Too bad this Hurricane Motors duo bolstered the negative stereotype, although the news release did not state if they took the stereotype to the limits and also wore cheap, brown suits.

David “Jay” Franklin, 47, and John D. Franklin, Sr., 72, allegedly bilked customers and a finance company out of nearly $200,000 through switched car titles and fraudulent loans. Maximum penalties Franklin and Franklin the elder could get if convicted are 85 and 62 years in prison, respectively.

Did they sell this thing?/Photo Ryn Gargulinski

Did they sell this thing?/Photo Ryn Gargulinski

Tucson Auto Dealers Charged with Fraud, Money Laundering, Arizona Attorney General news release

PHOENIX – Attorney General Terry Goddard announced the indictment of John David “Jay” Franklin, 47, of Tucson, and John D. Franklin, Sr., 72, of Tucson, on charges of fraudulent schemes and artifices, theft, illegally conducting an enterprise and money laundering.

The Franklins owned and operated Hurricane Motors, a used car dealership located (at 3100 N. Oracle Road) in Tucson.

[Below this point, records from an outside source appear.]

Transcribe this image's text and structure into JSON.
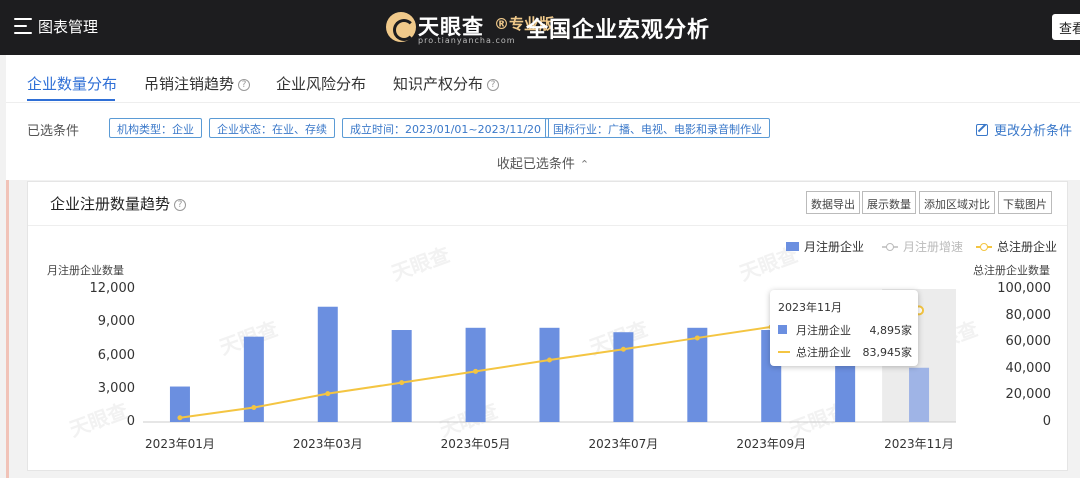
{
  "topbar": {
    "crumb": "图表管理",
    "brand_name": "天眼查",
    "brand_sub": "®专业版",
    "brand_url": "pro.tianyancha.com",
    "brand_title": "全国企业宏观分析",
    "view_button": "查看"
  },
  "tabs": [
    {
      "label": "企业数量分布",
      "active": true,
      "help": false
    },
    {
      "label": "吊销注销趋势",
      "active": false,
      "help": true
    },
    {
      "label": "企业风险分布",
      "active": false,
      "help": false
    },
    {
      "label": "知识产权分布",
      "active": false,
      "help": true
    }
  ],
  "conditions": {
    "label": "已选条件",
    "tags": [
      "机构类型：企业",
      "企业状态：在业、存续",
      "成立时间：2023/01/01~2023/11/20",
      "国标行业：广播、电视、电影和录音制作业"
    ],
    "edit_label": "更改分析条件",
    "collapse_label": "收起已选条件",
    "collapse_chevron": "⌃"
  },
  "card": {
    "title": "企业注册数量趋势",
    "tools": [
      "数据导出",
      "展示数量",
      "添加区域对比",
      "下载图片"
    ],
    "watermark": "天眼查"
  },
  "chart_data": {
    "type": "bar",
    "categories": [
      "2023年01月",
      "2023年02月",
      "2023年03月",
      "2023年04月",
      "2023年05月",
      "2023年06月",
      "2023年07月",
      "2023年08月",
      "2023年09月",
      "2023年10月",
      "2023年11月"
    ],
    "x_tick_labels": [
      "2023年01月",
      "2023年03月",
      "2023年05月",
      "2023年07月",
      "2023年09月",
      "2023年11月"
    ],
    "series": [
      {
        "name": "月注册企业",
        "axis": "left",
        "kind": "bar",
        "color": "#6b8fe0",
        "values": [
          3200,
          7700,
          10400,
          8300,
          8500,
          8500,
          8100,
          8500,
          8300,
          8200,
          4895
        ]
      },
      {
        "name": "月注册增速",
        "axis": "none",
        "kind": "line",
        "color": "#cccccc",
        "hidden": true,
        "values": []
      },
      {
        "name": "总注册企业",
        "axis": "right",
        "kind": "line",
        "color": "#f4c542",
        "values": [
          3200,
          10900,
          21300,
          29600,
          38100,
          46600,
          54700,
          63200,
          71500,
          79050,
          83945
        ]
      }
    ],
    "ylabel_left": "月注册企业数量",
    "ylabel_right": "总注册企业数量",
    "ylim_left": [
      0,
      12000
    ],
    "yticks_left": [
      "12,000",
      "9,000",
      "6,000",
      "3,000",
      "0"
    ],
    "ylim_right": [
      0,
      100000
    ],
    "yticks_right": [
      "100,000",
      "80,000",
      "60,000",
      "40,000",
      "20,000",
      "0"
    ],
    "highlight_category": "2023年11月",
    "grid": false,
    "legend_position": "top-right",
    "tooltip": {
      "title": "2023年11月",
      "rows": [
        {
          "name": "月注册企业",
          "value": "4,895家"
        },
        {
          "name": "总注册企业",
          "value": "83,945家"
        }
      ]
    }
  }
}
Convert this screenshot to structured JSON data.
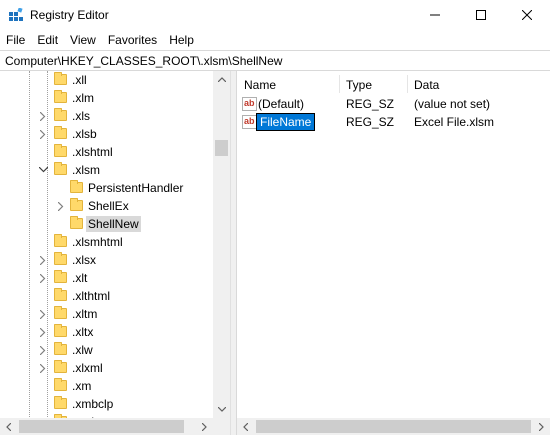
{
  "window": {
    "title": "Registry Editor",
    "icons": {
      "app": "registry-icon",
      "minimize": "minimize-icon",
      "maximize": "maximize-icon",
      "close": "close-icon"
    }
  },
  "menu": [
    "File",
    "Edit",
    "View",
    "Favorites",
    "Help"
  ],
  "address": "Computer\\HKEY_CLASSES_ROOT\\.xlsm\\ShellNew",
  "tree": {
    "items": [
      {
        "label": ".xll",
        "expander": "none"
      },
      {
        "label": ".xlm",
        "expander": "none"
      },
      {
        "label": ".xls",
        "expander": "collapsed"
      },
      {
        "label": ".xlsb",
        "expander": "collapsed"
      },
      {
        "label": ".xlshtml",
        "expander": "none"
      },
      {
        "label": ".xlsm",
        "expander": "expanded"
      },
      {
        "label": "PersistentHandler",
        "expander": "none"
      },
      {
        "label": "ShellEx",
        "expander": "collapsed"
      },
      {
        "label": "ShellNew",
        "expander": "none"
      },
      {
        "label": ".xlsmhtml",
        "expander": "none"
      },
      {
        "label": ".xlsx",
        "expander": "collapsed"
      },
      {
        "label": ".xlt",
        "expander": "collapsed"
      },
      {
        "label": ".xlthtml",
        "expander": "none"
      },
      {
        "label": ".xltm",
        "expander": "collapsed"
      },
      {
        "label": ".xltx",
        "expander": "collapsed"
      },
      {
        "label": ".xlw",
        "expander": "collapsed"
      },
      {
        "label": ".xlxml",
        "expander": "collapsed"
      },
      {
        "label": ".xm",
        "expander": "none"
      },
      {
        "label": ".xmbclp",
        "expander": "none"
      },
      {
        "label": ".xmbcp",
        "expander": "none"
      }
    ],
    "selected": "ShellNew"
  },
  "list": {
    "columns": [
      "Name",
      "Type",
      "Data"
    ],
    "rows": [
      {
        "name": "(Default)",
        "type": "REG_SZ",
        "data": "(value not set)",
        "icon": "string-value-icon"
      },
      {
        "name": "FileName",
        "type": "REG_SZ",
        "data": "Excel File.xlsm",
        "icon": "string-value-icon",
        "editing": true
      }
    ]
  },
  "colors": {
    "selection": "#0078d7",
    "tree_selected": "#d9d9d9",
    "folder": "#ffd96a"
  }
}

They are alleged to have stolen approximately $50,000 from Hurricane customers as well as $145,000 from Car Financial Services, Inc (“CFI”), a motor vehicle financing company.

According to investigators, Hurricane Motors allegedly defrauded individual buyers out of more than $50,000 through a scheme known as “shuffling titles.” The company allegedly assured buyers that the cars they were purchasing had clean titles, meaning there were no outstanding debts or liens on the cars. In many cases, there allegedly were significant existing liens on the cars.

When customers attempted to register their cars with the Arizona Motor Vehicle Department, they were unable to do so because of the existing lien. In addition, the customers who purchased the cars became responsible for the payment of the pre-existing lien.

When customers complained to Hurricane Motors, investigators say that Jay Franklin assured the customers that he would resolve the problem. However, after several unsuccessful attempts to obtain permanent registration, many buyers stopped payment on the cars. Consequently, Hurricane Motors would repossess the cars and, according to investigators, resell them using the same fraudulent tactics.

Additionally, the Franklins allegedly sold the auto financing agreements that individual buyers formed with Hurricane Motors to the financing company, CFI. CFI buys and services contracts from car dealers across the company, thereby absolving dealers of the expense of running a finance company and assuring the payment of contracts.

As a result of this arrangement, CFI became the holder of the financing agreements and stepped in as the replacement financier on the loans. CFI owned the cars until the individual buyers fully paid off the principal and interest on their loans.

Investigators said that the Franklins also established their own finance company, “Riteway,” to finance the end-user loans. All contracts with individual buyers that were financed were sold through loans offered by Riteway.

When the Franklins sold contracts to CFI, they allegedly did not inform many of their individual customers that the financing contracts had been sold and that all payments should be directed to CFI. As a result, Hurricane Motors, through its financing affiliate, Riteway, continued to collect monthly payments from individual buyers.

Further, when individual buyers questioned the new CFI bills they received in the mail, the Franklins allegedly assured them that they would forward payments to CFI and instructed buyers to continue to make payments to Riteway.

As a result, CFI did not receive payment on the cars and repossessed the vehicles. These repossessions led to numerous consumer complaints and ultimately led CFI to learn that Hurricane Motors and its affiliate Riteway never informed the customers that their contracts were sold.

If convicted on all charges, John David “Jay” Franklin faces between 15 and 85.6 years in prison, and John D. Franklin, Sr. faces between 10 and 62.8 years in prison.

My boss at an insurance agency where I worked would always say he liked used car salesmen. After all, he would qip, they are lower on the ladder than insurance agents.

Have you ever been shafted by a car salesman?
An insurance agent?
Do you think that VW bug featured in Crappy or Snappy was purchased at Hurricane Motors?